Für Amerikaner mit einem selektiven oder kurzen Gedächtnis war Union Carbide Corporation (UCC), ein US-Unternehmen, für die weltweit schwerste Industrie-Katastrophe verantwortlich, die sich in Bhopal im indischen Bundesstaat Madhya Pradesh ereignet hat.

In der Nacht vom 2. auf den 3. Dezember 1984 gab es ein großes Gasleck an der Anlage der indischen Tochtergesellschaft der UCC, wobei viele Toxine freigesetzt wurden. Es kam zu einer gewaltigen Explosion, bei der 2.200 Menschen sofort und über 3.700 kurzfristig aufgrund von dadurch verursachten Krankheiten ums Leben kamen.

Die Vereinigten Staaten waren schuld

Die indischen Regierungsbehörden schätzen, dass immerhin 15.000 bis 25.000 Todesfälle in den vergangenen 26 Jahren in dieser Gegend direkt auf die Katastrophe von Bhopal zurückzuführen sind. Im Vergleich mit anderen globalen Industrie-Katastrophen übertrifft das Bhopal-Unglück, für das ein großes US-Unternehmen verantwortlich war, deutlich alle anderen, einschließlich des Atomunfalls in Tschernobyl, der allgemein als das schlimmste Unglück gilt. Wie entsetzlich die BP-Öl-Katastrophe auch ist – für die die Menschen auch entschädigt werden müssen – so müssen die 11 Todesopfer, die Umweltschäden (über die noch spekuliert wird) und das ungute Gefühl gegenüber großen Fehlleistungen unserer oder ausländischer Industriegiganten aus einer erweiterten Perspektive betrachtet werden.

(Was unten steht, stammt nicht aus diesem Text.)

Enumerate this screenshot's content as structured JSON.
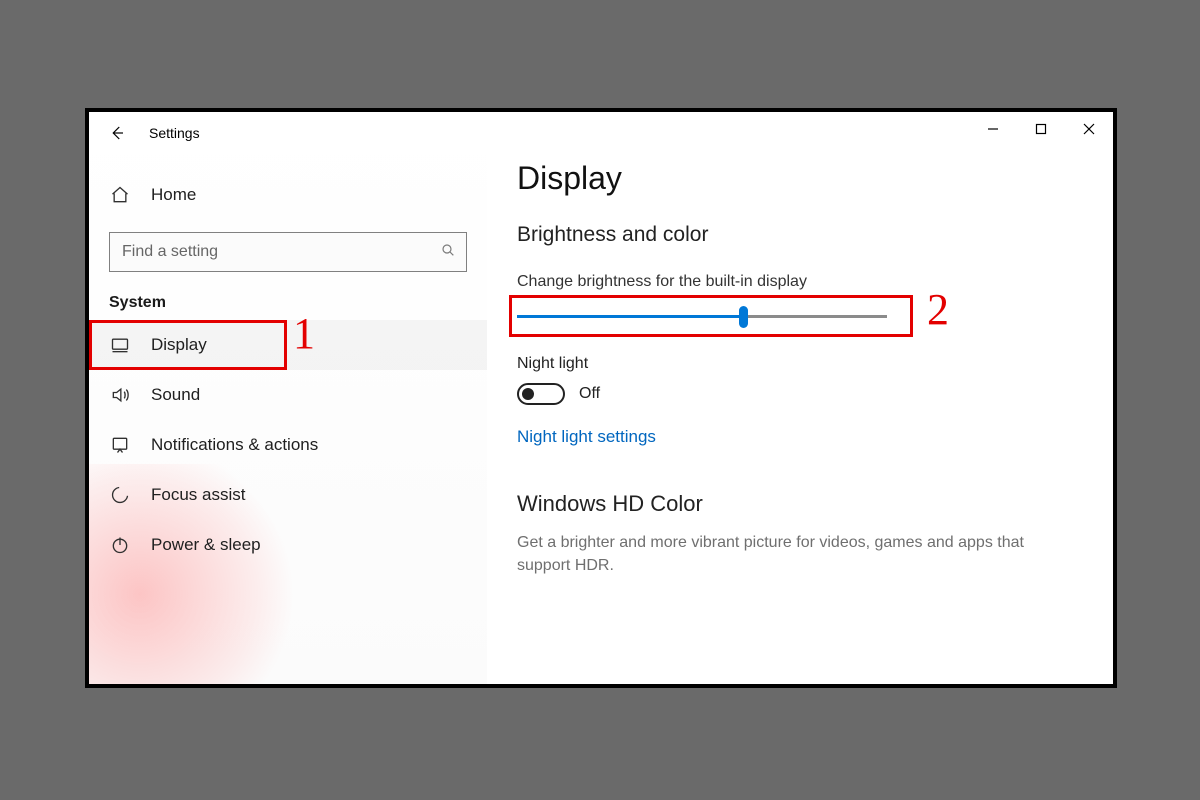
{
  "window": {
    "title": "Settings"
  },
  "sidebar": {
    "home_label": "Home",
    "search_placeholder": "Find a setting",
    "category": "System",
    "items": [
      {
        "label": "Display"
      },
      {
        "label": "Sound"
      },
      {
        "label": "Notifications & actions"
      },
      {
        "label": "Focus assist"
      },
      {
        "label": "Power & sleep"
      }
    ]
  },
  "main": {
    "page_title": "Display",
    "brightness_section": "Brightness and color",
    "brightness_label": "Change brightness for the built-in display",
    "brightness_value_percent": 61,
    "night_light_label": "Night light",
    "night_light_state": "Off",
    "night_light_link": "Night light settings",
    "hd_section": "Windows HD Color",
    "hd_description": "Get a brighter and more vibrant picture for videos, games and apps that support HDR."
  },
  "annotations": {
    "one": "1",
    "two": "2"
  }
}
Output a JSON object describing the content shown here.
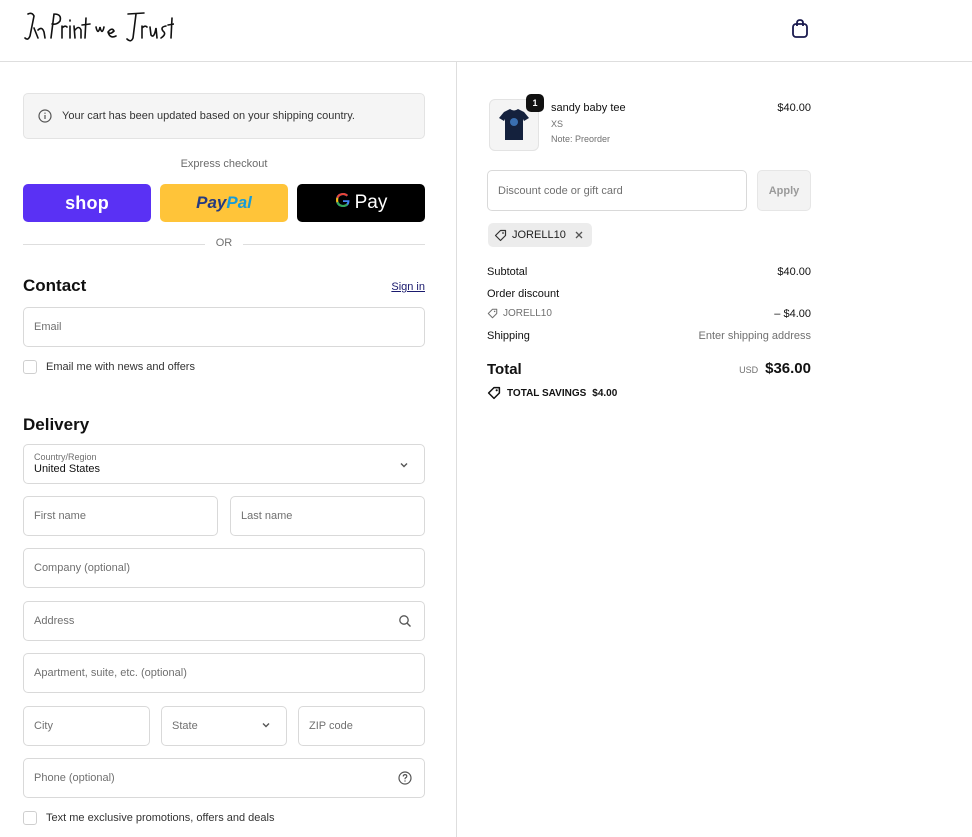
{
  "brand": {
    "logo_text": "In Print we Trust"
  },
  "header": {
    "cart_icon": "shopping-bag-icon"
  },
  "banner": {
    "icon": "info-icon",
    "text": "Your cart has been updated based on your shipping country."
  },
  "express": {
    "label": "Express checkout",
    "shop_label": "shop",
    "paypal_label_a": "Pay",
    "paypal_label_b": "Pal",
    "gpay_g": "G",
    "gpay_label": "Pay",
    "or_label": "OR"
  },
  "contact": {
    "title": "Contact",
    "signin_label": "Sign in",
    "email_placeholder": "Email",
    "newsletter_label": "Email me with news and offers"
  },
  "delivery": {
    "title": "Delivery",
    "country_label": "Country/Region",
    "country_value": "United States",
    "first_name_placeholder": "First name",
    "last_name_placeholder": "Last name",
    "company_placeholder": "Company (optional)",
    "address_placeholder": "Address",
    "apartment_placeholder": "Apartment, suite, etc. (optional)",
    "city_placeholder": "City",
    "state_placeholder": "State",
    "zip_placeholder": "ZIP code",
    "phone_placeholder": "Phone (optional)",
    "sms_label": "Text me exclusive promotions, offers and deals"
  },
  "order": {
    "item": {
      "name": "sandy baby tee",
      "variant": "XS",
      "note": "Note: Preorder",
      "price": "$40.00",
      "quantity": "1"
    },
    "discount_placeholder": "Discount code or gift card",
    "apply_label": "Apply",
    "applied_code": "JORELL10",
    "subtotal_label": "Subtotal",
    "subtotal_value": "$40.00",
    "order_discount_label": "Order discount",
    "discount_code": "JORELL10",
    "discount_value": "– $4.00",
    "shipping_label": "Shipping",
    "shipping_value": "Enter shipping address",
    "total_label": "Total",
    "currency": "USD",
    "total_value": "$36.00",
    "savings_label": "TOTAL SAVINGS",
    "savings_value": "$4.00"
  },
  "colors": {
    "shop_purple": "#5a31f4",
    "paypal_yellow": "#ffc439",
    "gpay_black": "#000000"
  }
}
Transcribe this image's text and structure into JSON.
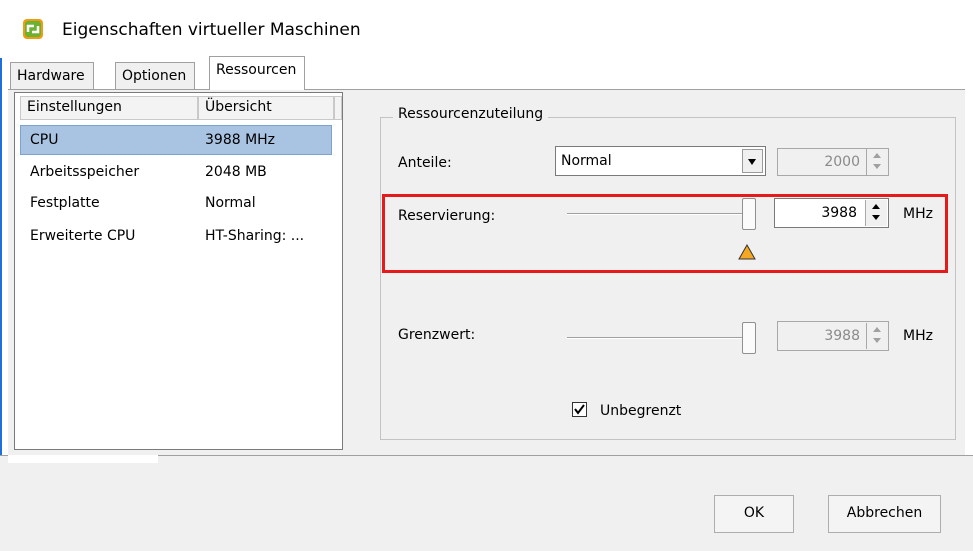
{
  "window": {
    "title": "Eigenschaften virtueller Maschinen",
    "icon": "vsphere-vm-icon"
  },
  "tabs": [
    {
      "label": "Hardware",
      "active": false
    },
    {
      "label": "Optionen",
      "active": false
    },
    {
      "label": "Ressourcen",
      "active": true
    }
  ],
  "list": {
    "headers": [
      "Einstellungen",
      "Übersicht"
    ],
    "rows": [
      {
        "name": "CPU",
        "value": "3988 MHz",
        "selected": true
      },
      {
        "name": "Arbeitsspeicher",
        "value": "2048 MB",
        "selected": false
      },
      {
        "name": "Festplatte",
        "value": "Normal",
        "selected": false
      },
      {
        "name": "Erweiterte CPU",
        "value": "HT-Sharing: ...",
        "selected": false
      }
    ]
  },
  "allocation": {
    "group_title": "Ressourcenzuteilung",
    "shares": {
      "label": "Anteile:",
      "selected": "Normal",
      "value": "2000"
    },
    "reservation": {
      "label": "Reservierung:",
      "value": "3988",
      "unit": "MHz",
      "level": 1.0,
      "warning": true
    },
    "limit": {
      "label": "Grenzwert:",
      "value": "3988",
      "unit": "MHz",
      "level": 1.0
    },
    "unlimited": {
      "label": "Unbegrenzt",
      "checked": true
    }
  },
  "buttons": {
    "ok": "OK",
    "cancel": "Abbrechen"
  },
  "colors": {
    "highlight": "#e51b1b",
    "selection": "#a8c4e2",
    "warning": "#f5a623"
  }
}
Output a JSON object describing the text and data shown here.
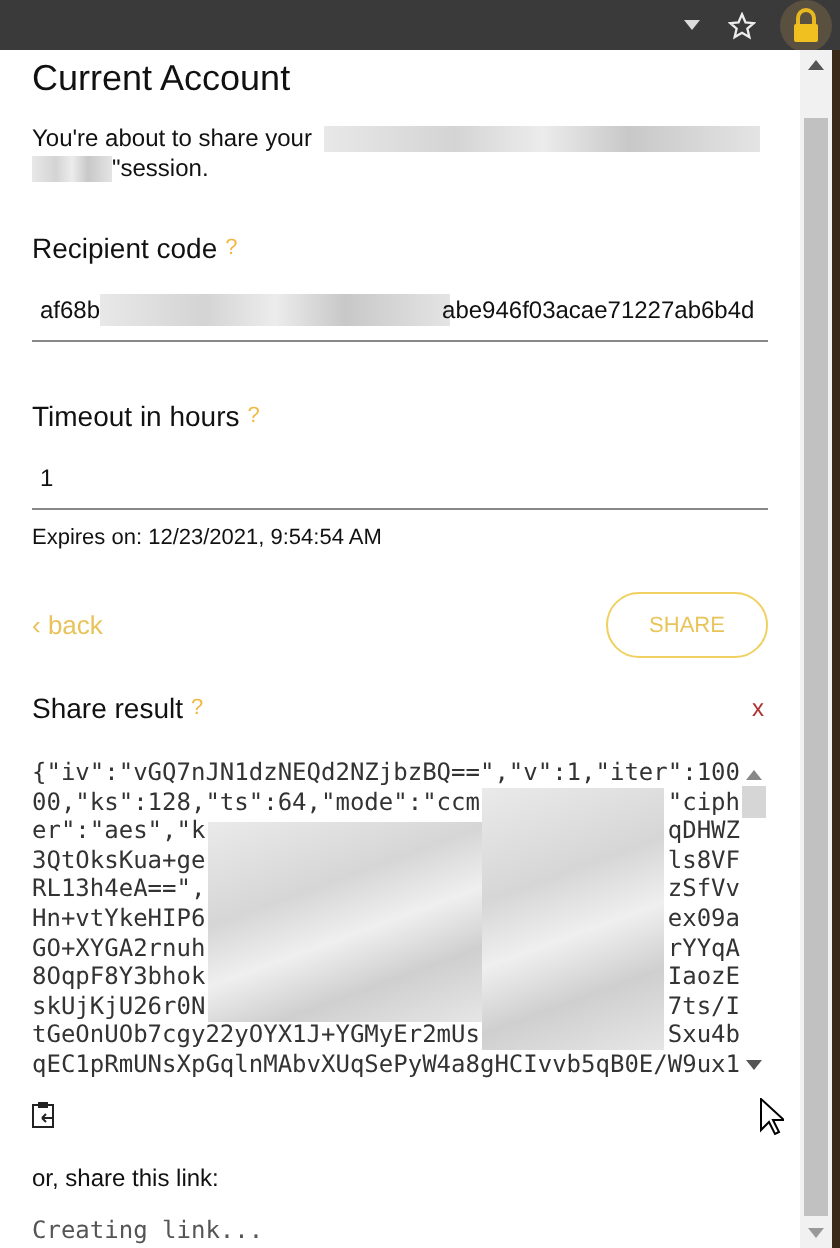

Sechsundzwanzig Jahre nach Bhopal verseuchen 390 Tonnen zurückgelassener Chemikalien der verlassenen Anlage weiterhin das Grundwasser in diesem Gebiet und bedrohen Tausende von Menschenleben. Zivil- und strafrechtliche Verfahren gegen Union Carbide und seine Führungskräfte sind in Indien und in den Vereinigten Staaten noch anhängig, obwohl das Unternehmen im Jahr 2001 von Dow Chemicals übernommen wurde. Weder der Vorstand von Union Carbides noch der von Dow Chemical hat jemals eine gesetzliche Haftung übernommen.

Die Politik und das Geld

Obwohl der Chef von UCC, Warren Anderson, verhaftet und vor indischen Gerichten angeklagt wurde, konnte die Reagan-Administration eine außergerichtliche Einigung erzielen, so dass alle Anklagen schließlich gegen Zahlung einer Entschädigung von nur 470 Millionen Dollar zurückgenommen wurden. Anderson saß im ersten Flugzeug, das nach Hause flog.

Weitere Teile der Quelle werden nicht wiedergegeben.